Jane Austen. Some people like her, other people hate her. (At least, that's what I got from the writing.) Northanger Abbey is apparently the most cheerful and lighthearted of her novels, dealing with Catherine Morland, a young naive lady, who goes to Bath, and experiences fashionable society for the first time. She meets many new friends: Isabella, who shows her Gothic romances, and Henry and Eleanor Tilney, who invite her to their father's house, Northanger Abbey. "There, influenced by novels of horror and intrigue, Catherine comes to imagine terrible crimes committed by General Tilney, risking the loss of Henry's affection, and has to learn the difference between fiction and reality, false friends and true. With its broad comedy and irrepressible heroine, Northanger Abbey is the most youthful and optimistic of Jane Austen's works." (Penguin Books.) I definitely enjoyed the light tone and writing of Austen, but (as I said early), I can definitely imagine how some people would not like it all. She wrote even before Charles Dickens, and yet her style is much less overwritten, with not many adjectives (Dickens is stuffed with them.) Austen's style is a sort gossipy tone; the young ladies talking among themselves about various happenings.

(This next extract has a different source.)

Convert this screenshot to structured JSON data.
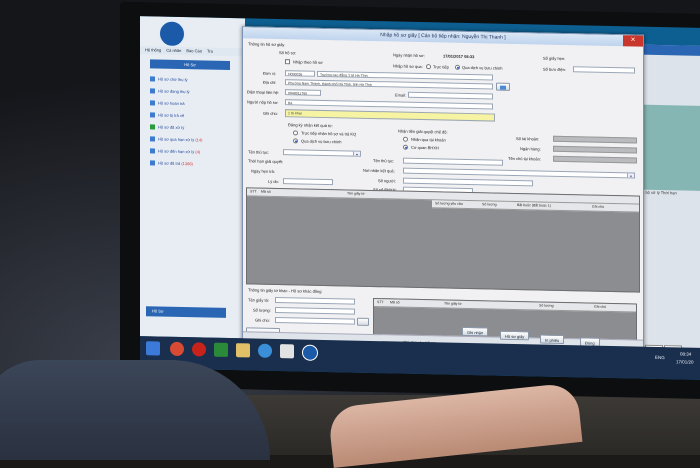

Henry Tilney was a really great character, really likable. I liked the book overall a lot; it was quite a contrast from other literature from around that time, is definitely a readable classic for most people. Northanger Abbey was published posthumously right after her death.


Read Northanger Abbey:
  • if you like Jane Austen
  • if you're looking for a not too overwritten classic from the early 19th century
235 pages.
 
Very Good! I would recommend this book!